Der hochrangigste griechische Richter vollzieht seinen Rücktritt, weil die immer neuen Rentenkürzungen aus seiner Sicht zu einer „Verelendung“ der betroffenen Bürger führen.

Athen - Aus Protest gegen die zahlreichen Rentenkürzungen der vergangenen acht Jahre ist der Präsident des Höchsten griechischen Verwaltungsgerichtshofes (STE), Nikolaos Sakellariou. Das Ergebnis dieser Politik der immer neuen Rentenkürzungen werde „zur vollständigen Verelendung aller Rentner führen“, sagte er.
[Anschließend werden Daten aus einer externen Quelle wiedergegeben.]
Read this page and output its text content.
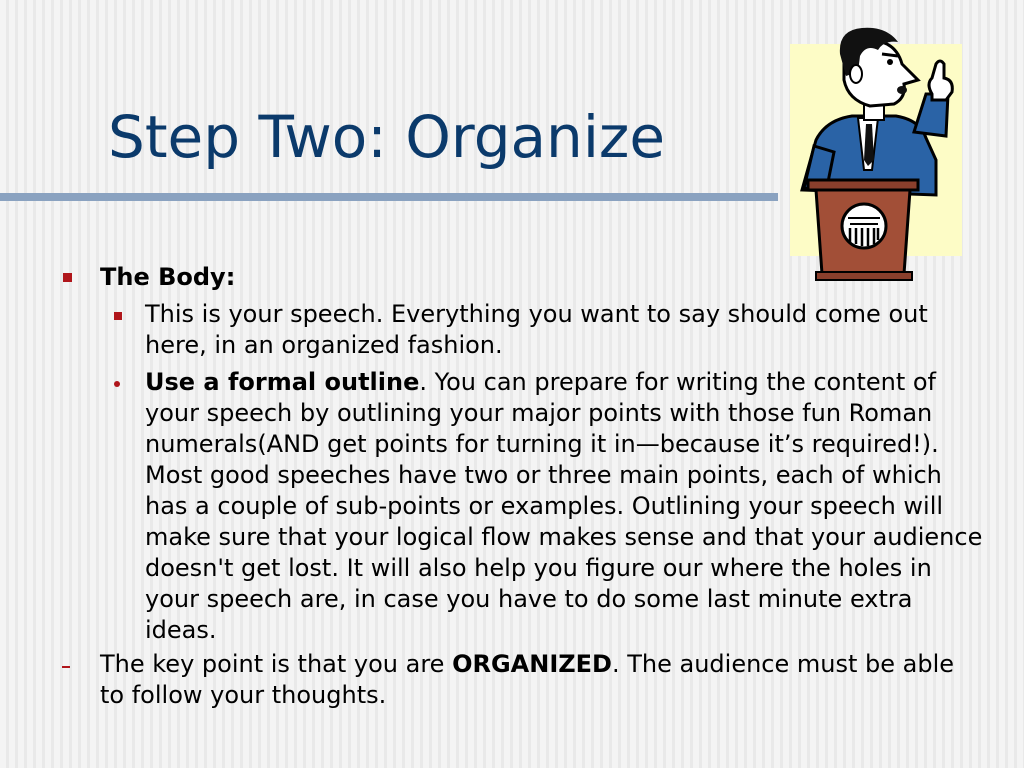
Step Two: Organize
The Body:
This is your speech. Everything you want to say should come out here, in an organized fashion.
Use a formal outline. You can prepare for writing the content of your speech by outlining your major points with those fun Roman numerals(AND get points for turning it in—because it’s required!). Most good speeches have two or three main points, each of which has a couple of sub-points or examples. Outlining your speech will make sure that your logical flow makes sense and that your audience doesn't get lost. It will also help you figure our where the holes in your speech are, in case you have to do some last minute extra ideas.
The key point is that you are ORGANIZED. The audience must be able to follow your thoughts.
Die Rücktrittserklärung wurde von den meisten griechischen Radio- und Fernsehsender direkt übertragen.

Der Richter mit einer fast 42-Jährigen Karriere monierte zudem, dass die Bedürfnisse und Notwendigkeiten der Finanzen und der Ökonomie in Griechenland nach und nach die Oberhand über die Gesetze und die Gerechtigkeit gewönnen. Das könne er nicht akzeptieren.

Griechische Rentner: Nächste Kürzung bereits beschlossen

Die griechischen Rentner haben nach Angaben ihrer Verbände in den vergangenen acht Jahren bis zu 60 Prozent ihrer Einkommen verloren. Ab 1. Januar 2019 sollen die Renten abermals um bis zu 18 Prozent gekürzt werden. Damit sollen rund 1,8 Milliarden Euro jährlich eingespart werden.

Juncker: Griechenland wird bald ein „normales“ Eurozonen-Land sein

Am Vortag waren landesweit Tausende Rentner auf die Straßen gegangen. „„Beschneidet“ nicht unsere Renten. Schneidet Euren Hals ab“, hieß es auf einem Plakat an die Links-Rechts-Regierung unter Alexis Tsipras gerichtet.